How to evaluate dimensionality reduction technique?

Question

I have a dataset of NxM data in binary form. I apply a variety of dimensionality techniques on it and I plot the first two dimensions. This is how I get an intuition of whether the technique is suitable for my dataset or not. Is there a more appropriate/methodical/heuristic/formal way to test the suitability of the dimensionality reduction techniques I use?

Answer 1

The main purpose of applying dimensionality reduction on data is to capture the original data's distribution as much as possible even after the dimensionality reduction.
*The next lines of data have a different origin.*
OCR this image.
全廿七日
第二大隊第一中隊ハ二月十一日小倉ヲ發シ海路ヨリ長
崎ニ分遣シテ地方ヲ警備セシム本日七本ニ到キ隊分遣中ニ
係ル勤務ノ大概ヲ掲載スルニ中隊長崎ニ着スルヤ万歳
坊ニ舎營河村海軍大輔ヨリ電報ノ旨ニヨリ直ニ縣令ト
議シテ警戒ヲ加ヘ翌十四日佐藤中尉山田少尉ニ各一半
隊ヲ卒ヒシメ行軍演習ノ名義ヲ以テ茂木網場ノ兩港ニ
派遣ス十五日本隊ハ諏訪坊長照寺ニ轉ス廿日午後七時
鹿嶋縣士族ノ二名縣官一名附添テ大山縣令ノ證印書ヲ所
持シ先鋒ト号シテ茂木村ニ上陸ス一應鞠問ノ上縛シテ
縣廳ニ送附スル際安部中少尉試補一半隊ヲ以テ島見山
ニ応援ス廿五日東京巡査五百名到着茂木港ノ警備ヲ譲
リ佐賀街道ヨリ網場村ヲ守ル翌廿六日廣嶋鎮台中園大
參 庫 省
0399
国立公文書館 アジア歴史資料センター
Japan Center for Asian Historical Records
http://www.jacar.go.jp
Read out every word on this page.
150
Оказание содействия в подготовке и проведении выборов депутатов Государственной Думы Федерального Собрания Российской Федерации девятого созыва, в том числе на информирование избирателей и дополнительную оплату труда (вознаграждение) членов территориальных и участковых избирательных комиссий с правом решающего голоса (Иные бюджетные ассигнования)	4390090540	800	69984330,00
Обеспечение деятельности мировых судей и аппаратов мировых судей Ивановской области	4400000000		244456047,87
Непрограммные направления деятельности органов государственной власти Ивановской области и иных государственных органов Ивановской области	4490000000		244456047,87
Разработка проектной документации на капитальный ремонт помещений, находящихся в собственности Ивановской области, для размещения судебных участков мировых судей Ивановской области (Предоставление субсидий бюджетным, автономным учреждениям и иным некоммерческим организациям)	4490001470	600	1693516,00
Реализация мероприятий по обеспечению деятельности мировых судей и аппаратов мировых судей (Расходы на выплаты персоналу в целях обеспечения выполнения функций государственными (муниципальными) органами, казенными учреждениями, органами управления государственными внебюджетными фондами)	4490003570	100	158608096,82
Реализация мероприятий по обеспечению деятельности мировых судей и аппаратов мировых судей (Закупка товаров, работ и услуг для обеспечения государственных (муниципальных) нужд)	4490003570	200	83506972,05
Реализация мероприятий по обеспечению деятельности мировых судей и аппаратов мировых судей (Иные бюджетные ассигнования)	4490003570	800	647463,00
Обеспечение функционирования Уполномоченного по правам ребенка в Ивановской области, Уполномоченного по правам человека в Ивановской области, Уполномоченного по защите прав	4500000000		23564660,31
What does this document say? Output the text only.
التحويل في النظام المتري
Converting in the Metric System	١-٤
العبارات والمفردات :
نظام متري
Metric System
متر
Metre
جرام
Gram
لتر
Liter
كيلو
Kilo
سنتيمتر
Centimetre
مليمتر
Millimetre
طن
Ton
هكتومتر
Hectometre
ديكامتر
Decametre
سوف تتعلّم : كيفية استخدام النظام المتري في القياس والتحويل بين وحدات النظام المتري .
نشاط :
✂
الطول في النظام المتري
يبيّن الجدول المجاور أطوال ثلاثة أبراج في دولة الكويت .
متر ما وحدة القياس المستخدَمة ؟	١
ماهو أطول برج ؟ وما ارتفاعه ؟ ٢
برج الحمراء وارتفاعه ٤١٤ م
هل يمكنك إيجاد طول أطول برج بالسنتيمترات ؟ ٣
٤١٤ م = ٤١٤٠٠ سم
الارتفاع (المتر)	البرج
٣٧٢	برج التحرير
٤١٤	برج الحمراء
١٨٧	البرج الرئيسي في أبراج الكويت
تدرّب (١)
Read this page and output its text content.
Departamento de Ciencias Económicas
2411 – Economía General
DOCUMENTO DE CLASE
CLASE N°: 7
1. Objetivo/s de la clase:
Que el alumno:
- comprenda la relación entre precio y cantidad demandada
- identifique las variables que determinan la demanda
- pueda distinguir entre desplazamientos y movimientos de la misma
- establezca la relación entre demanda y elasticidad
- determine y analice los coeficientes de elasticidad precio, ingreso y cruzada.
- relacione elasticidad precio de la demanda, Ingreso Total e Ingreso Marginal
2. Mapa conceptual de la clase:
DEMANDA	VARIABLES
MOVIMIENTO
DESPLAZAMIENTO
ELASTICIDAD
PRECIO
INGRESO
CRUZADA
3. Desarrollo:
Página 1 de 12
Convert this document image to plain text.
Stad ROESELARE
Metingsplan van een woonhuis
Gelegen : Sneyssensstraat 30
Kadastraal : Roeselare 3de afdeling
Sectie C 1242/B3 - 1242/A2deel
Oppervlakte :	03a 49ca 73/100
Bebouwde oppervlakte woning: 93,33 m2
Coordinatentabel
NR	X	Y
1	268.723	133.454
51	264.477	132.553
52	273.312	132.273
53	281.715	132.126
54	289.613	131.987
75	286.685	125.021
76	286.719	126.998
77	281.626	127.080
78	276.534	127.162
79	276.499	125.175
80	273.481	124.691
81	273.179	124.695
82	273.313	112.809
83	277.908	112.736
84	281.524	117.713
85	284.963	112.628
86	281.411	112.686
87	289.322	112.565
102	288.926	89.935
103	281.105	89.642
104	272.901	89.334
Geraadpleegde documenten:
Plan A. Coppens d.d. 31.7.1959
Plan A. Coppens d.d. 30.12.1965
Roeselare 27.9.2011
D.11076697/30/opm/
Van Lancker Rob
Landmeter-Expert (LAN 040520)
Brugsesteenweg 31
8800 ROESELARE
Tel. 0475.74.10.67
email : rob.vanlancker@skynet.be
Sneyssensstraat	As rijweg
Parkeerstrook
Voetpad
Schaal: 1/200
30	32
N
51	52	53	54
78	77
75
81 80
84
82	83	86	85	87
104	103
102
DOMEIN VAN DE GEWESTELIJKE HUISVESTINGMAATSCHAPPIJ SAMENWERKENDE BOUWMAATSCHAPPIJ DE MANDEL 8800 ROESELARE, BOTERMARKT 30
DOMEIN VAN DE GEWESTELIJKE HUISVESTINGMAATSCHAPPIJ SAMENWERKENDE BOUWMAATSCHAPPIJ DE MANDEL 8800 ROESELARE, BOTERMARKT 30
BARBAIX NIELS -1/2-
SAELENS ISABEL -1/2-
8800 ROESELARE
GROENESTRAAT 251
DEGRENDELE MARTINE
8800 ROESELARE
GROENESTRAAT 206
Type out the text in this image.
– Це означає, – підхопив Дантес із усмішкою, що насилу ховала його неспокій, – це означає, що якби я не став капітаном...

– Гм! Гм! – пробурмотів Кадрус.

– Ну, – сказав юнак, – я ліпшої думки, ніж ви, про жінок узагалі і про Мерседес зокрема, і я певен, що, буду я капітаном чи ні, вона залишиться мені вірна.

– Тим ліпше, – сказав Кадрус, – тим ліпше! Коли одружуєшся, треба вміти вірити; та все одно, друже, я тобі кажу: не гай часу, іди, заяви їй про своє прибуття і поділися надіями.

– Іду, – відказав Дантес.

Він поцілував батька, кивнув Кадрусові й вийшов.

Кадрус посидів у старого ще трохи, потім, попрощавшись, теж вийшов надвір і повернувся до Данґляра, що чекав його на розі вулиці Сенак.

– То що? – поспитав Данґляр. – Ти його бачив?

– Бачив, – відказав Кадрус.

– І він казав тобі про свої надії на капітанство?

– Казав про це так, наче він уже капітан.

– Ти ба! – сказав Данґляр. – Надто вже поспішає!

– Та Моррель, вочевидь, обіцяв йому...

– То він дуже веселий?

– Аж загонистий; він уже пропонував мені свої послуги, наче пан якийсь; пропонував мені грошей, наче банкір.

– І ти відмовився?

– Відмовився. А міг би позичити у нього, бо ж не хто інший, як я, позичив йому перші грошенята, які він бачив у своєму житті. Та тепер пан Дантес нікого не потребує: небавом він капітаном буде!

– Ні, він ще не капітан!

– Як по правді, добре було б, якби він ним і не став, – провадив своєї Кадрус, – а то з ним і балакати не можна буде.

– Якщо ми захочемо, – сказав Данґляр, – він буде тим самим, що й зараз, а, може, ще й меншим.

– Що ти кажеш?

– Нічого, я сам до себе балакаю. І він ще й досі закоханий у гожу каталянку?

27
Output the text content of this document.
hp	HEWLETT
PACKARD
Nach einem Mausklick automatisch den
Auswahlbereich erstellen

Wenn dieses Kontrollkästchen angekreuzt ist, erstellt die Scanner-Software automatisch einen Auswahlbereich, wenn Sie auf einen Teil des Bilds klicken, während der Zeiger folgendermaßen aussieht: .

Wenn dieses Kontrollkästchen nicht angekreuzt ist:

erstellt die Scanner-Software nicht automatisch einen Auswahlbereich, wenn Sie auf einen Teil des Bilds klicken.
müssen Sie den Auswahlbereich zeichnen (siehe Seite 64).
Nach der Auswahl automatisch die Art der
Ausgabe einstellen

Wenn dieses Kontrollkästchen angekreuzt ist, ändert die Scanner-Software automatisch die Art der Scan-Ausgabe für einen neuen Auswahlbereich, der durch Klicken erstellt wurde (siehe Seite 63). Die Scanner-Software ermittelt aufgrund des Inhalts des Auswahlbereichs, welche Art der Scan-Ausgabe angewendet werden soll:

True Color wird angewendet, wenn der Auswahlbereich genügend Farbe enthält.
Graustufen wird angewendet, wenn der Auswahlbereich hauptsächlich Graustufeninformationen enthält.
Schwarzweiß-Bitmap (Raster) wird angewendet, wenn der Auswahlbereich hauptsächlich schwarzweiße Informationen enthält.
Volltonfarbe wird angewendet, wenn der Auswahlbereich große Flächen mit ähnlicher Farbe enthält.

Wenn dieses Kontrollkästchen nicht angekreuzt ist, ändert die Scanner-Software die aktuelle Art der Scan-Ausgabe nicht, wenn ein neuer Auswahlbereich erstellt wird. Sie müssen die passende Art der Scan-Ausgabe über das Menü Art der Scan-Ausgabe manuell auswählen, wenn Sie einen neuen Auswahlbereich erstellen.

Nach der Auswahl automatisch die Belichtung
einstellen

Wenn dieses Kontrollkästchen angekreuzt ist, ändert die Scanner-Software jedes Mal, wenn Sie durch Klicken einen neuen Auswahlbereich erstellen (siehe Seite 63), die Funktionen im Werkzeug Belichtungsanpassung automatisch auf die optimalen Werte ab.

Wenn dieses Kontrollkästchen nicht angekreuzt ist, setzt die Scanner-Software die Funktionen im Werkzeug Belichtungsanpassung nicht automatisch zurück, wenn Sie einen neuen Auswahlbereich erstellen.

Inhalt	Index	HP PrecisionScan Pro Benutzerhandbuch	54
Therefore, we want to make sure that we capture the variance of the data as much as we can.

Let's say you have a N*N matrix, and we perform SVD (Singular Value Decomposition) on X. Then, we'll observe the singular values, the diagonal entries in the resulting S matrix. (X = USV)

And you want to cut them off at some index K based on the desired percentage variance captured:

∑ _i=1 ^K sigma(i) / ∑ _i=1 ^N sigma(i)

If you select the first K columns of U, then you are reducing your original N-dimension to K-dimension.

Answer 2

You could use SOM technique to be able to see several dims in two dimensions. There are other techniques also, I will update the answer if I can remember their name, but I am used to SOM.

You can find one good SOM toolbox for matlab clicking here.

This helps you to visualize, but the evaluation should use an efficiency meter that measure what is important for your dimension reduction (the SOM itself may be used as a dimension reduction technique). What is important, to compress data with minimal loss? To compress data as most as possible? To represent data in a visible way? You can probably measure the techniques efficiency without needing to see how did them changed the data space representation, all you need is a good function to measure how good your technique is.